Yes, sometimes you'll sit down to meditate and your mind will be jumpy. That's fine! That's normal! That is NOT the time to quit! The whole purpose of meditation is to learn to deal with those issues. If you sat down and your mind was perfectly still, then there would be nothing to practice! It would be like sitting down to do ten abdominal crunches and doing them with no resistance at all. If it's flawless, it's not a result-providing practice. The purpose of a practice is to take on something to strengthen your abilities and to work at it. If swimming ten strokes is without any effort, then was that really a practice? On the other hand, if swimming ten strokes was a great challenge, then that was worth the investment. Meditation is about building your skills, training your mind to focus.

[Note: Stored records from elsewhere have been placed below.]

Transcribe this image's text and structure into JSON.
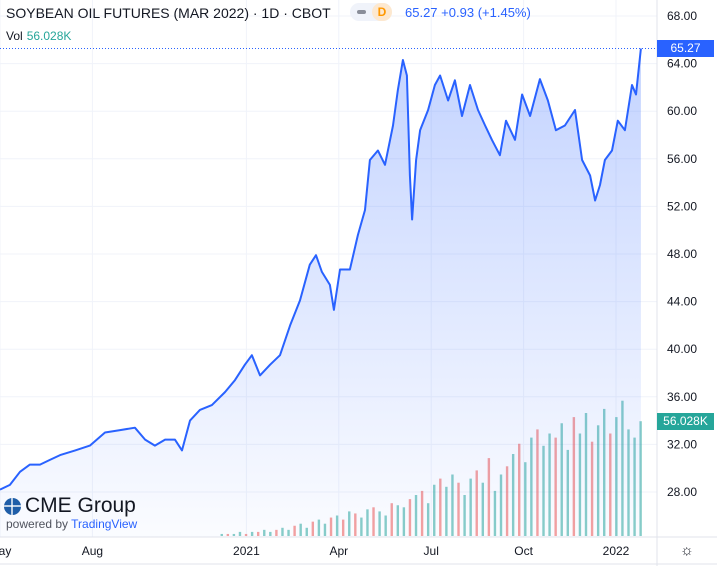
{
  "header": {
    "title": "SOYBEAN OIL FUTURES (MAR 2022) · 1D · CBOT",
    "interval_badge": "D",
    "last": "65.27",
    "change": "+0.93",
    "change_pct": "(+1.45%)",
    "vol_label": "Vol",
    "vol_value": "56.028K"
  },
  "price_tag": "65.27",
  "volume_tag": "56.028K",
  "colors": {
    "line": "#2962ff",
    "up": "#26a69a",
    "down": "#ef5350",
    "tag_price": "#2962ff",
    "tag_vol": "#26a69a"
  },
  "branding": {
    "logo": "CME Group",
    "powered": "powered by",
    "tv": "TradingView"
  },
  "settings_icon": "sun-gear-icon",
  "chart_data": {
    "type": "line",
    "title": "SOYBEAN OIL FUTURES (MAR 2022)",
    "x_unit": "months since May 2020",
    "ylim": [
      24.6,
      69.3
    ],
    "y_ticks": [
      "68.00",
      "64.00",
      "60.00",
      "56.00",
      "52.00",
      "48.00",
      "44.00",
      "40.00",
      "36.00",
      "32.00",
      "28.00"
    ],
    "x_ticks": [
      {
        "m": 0,
        "label": "May"
      },
      {
        "m": 3,
        "label": "Aug"
      },
      {
        "m": 8,
        "label": "2021"
      },
      {
        "m": 11,
        "label": "Apr"
      },
      {
        "m": 14,
        "label": "Jul"
      },
      {
        "m": 17,
        "label": "Oct"
      },
      {
        "m": 20,
        "label": "2022"
      }
    ],
    "price": [
      [
        0,
        28.2
      ],
      [
        0.32,
        28.6
      ],
      [
        0.65,
        29.7
      ],
      [
        0.97,
        30.3
      ],
      [
        1.3,
        30.3
      ],
      [
        1.62,
        30.7
      ],
      [
        1.95,
        31.1
      ],
      [
        2.44,
        31.5
      ],
      [
        2.92,
        31.9
      ],
      [
        3.41,
        33.0
      ],
      [
        3.9,
        33.2
      ],
      [
        4.38,
        33.4
      ],
      [
        4.71,
        32.4
      ],
      [
        5.03,
        31.9
      ],
      [
        5.36,
        32.4
      ],
      [
        5.68,
        32.4
      ],
      [
        5.91,
        31.5
      ],
      [
        6.17,
        34.0
      ],
      [
        6.49,
        34.9
      ],
      [
        6.88,
        35.3
      ],
      [
        7.31,
        36.4
      ],
      [
        7.63,
        37.4
      ],
      [
        7.95,
        38.7
      ],
      [
        8.18,
        39.5
      ],
      [
        8.44,
        37.8
      ],
      [
        8.77,
        38.7
      ],
      [
        9.09,
        39.5
      ],
      [
        9.42,
        42.0
      ],
      [
        9.74,
        44.1
      ],
      [
        10.06,
        47.1
      ],
      [
        10.26,
        47.9
      ],
      [
        10.45,
        46.5
      ],
      [
        10.71,
        45.4
      ],
      [
        10.84,
        43.3
      ],
      [
        11.04,
        46.7
      ],
      [
        11.36,
        46.7
      ],
      [
        11.62,
        49.6
      ],
      [
        11.85,
        51.7
      ],
      [
        12.01,
        55.9
      ],
      [
        12.27,
        56.7
      ],
      [
        12.5,
        55.5
      ],
      [
        12.76,
        58.8
      ],
      [
        12.92,
        61.8
      ],
      [
        13.08,
        64.3
      ],
      [
        13.21,
        63.0
      ],
      [
        13.31,
        54.6
      ],
      [
        13.38,
        50.9
      ],
      [
        13.51,
        55.9
      ],
      [
        13.64,
        58.4
      ],
      [
        13.9,
        60.1
      ],
      [
        14.12,
        62.2
      ],
      [
        14.29,
        63.0
      ],
      [
        14.55,
        60.9
      ],
      [
        14.77,
        62.6
      ],
      [
        15.0,
        59.6
      ],
      [
        15.26,
        62.2
      ],
      [
        15.52,
        60.1
      ],
      [
        15.75,
        58.8
      ],
      [
        15.97,
        57.6
      ],
      [
        16.23,
        56.3
      ],
      [
        16.43,
        59.2
      ],
      [
        16.72,
        57.6
      ],
      [
        16.95,
        61.4
      ],
      [
        17.21,
        59.6
      ],
      [
        17.53,
        62.7
      ],
      [
        17.79,
        60.9
      ],
      [
        18.05,
        58.4
      ],
      [
        18.34,
        58.8
      ],
      [
        18.67,
        60.1
      ],
      [
        18.9,
        55.9
      ],
      [
        19.16,
        54.6
      ],
      [
        19.32,
        52.5
      ],
      [
        19.48,
        53.8
      ],
      [
        19.64,
        55.9
      ],
      [
        19.87,
        56.7
      ],
      [
        20.06,
        59.2
      ],
      [
        20.29,
        58.4
      ],
      [
        20.52,
        62.2
      ],
      [
        20.65,
        61.4
      ],
      [
        20.81,
        65.27
      ]
    ],
    "volume_k": {
      "start_m": 7.2,
      "end_m": 20.8,
      "values": [
        1,
        -1,
        1,
        2,
        -1,
        2,
        -2,
        3,
        2,
        -3,
        4,
        3,
        -5,
        6,
        4,
        -7,
        8,
        6,
        -9,
        10,
        -8,
        12,
        -11,
        9,
        13,
        -14,
        12,
        10,
        -16,
        15,
        14,
        -18,
        20,
        -22,
        16,
        25,
        -28,
        24,
        30,
        -26,
        20,
        28,
        -32,
        26,
        -38,
        22,
        30,
        -34,
        40,
        -45,
        36,
        48,
        -52,
        44,
        50,
        -48,
        55,
        42,
        -58,
        50,
        60,
        -46,
        54,
        62,
        -50,
        58,
        66,
        52,
        48,
        56
      ]
    }
  }
}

What do you then gain from your meditation practice? First, your mind learns how to focus. This serves you in every aspect of life. Whether you're writing an article, defusing an argument with a family member, taking on a challenging project, your meditation-trained mind is more in tune with how to focus on it and succeed.

Life involves stress. Things change, things disrupt, things erupt. Meditation enables you to dispassionately watch those things happen and then plan out a new plan.

Most of all, meditation allows you to pause. Instead of just bursting out with your immediate reaction, meditation gives you the chance to take a long breath, give thought to the situation, and then offered a considerate alternative. Meditation helps you look over the situation calmly. That is an aim all of us should strive towards!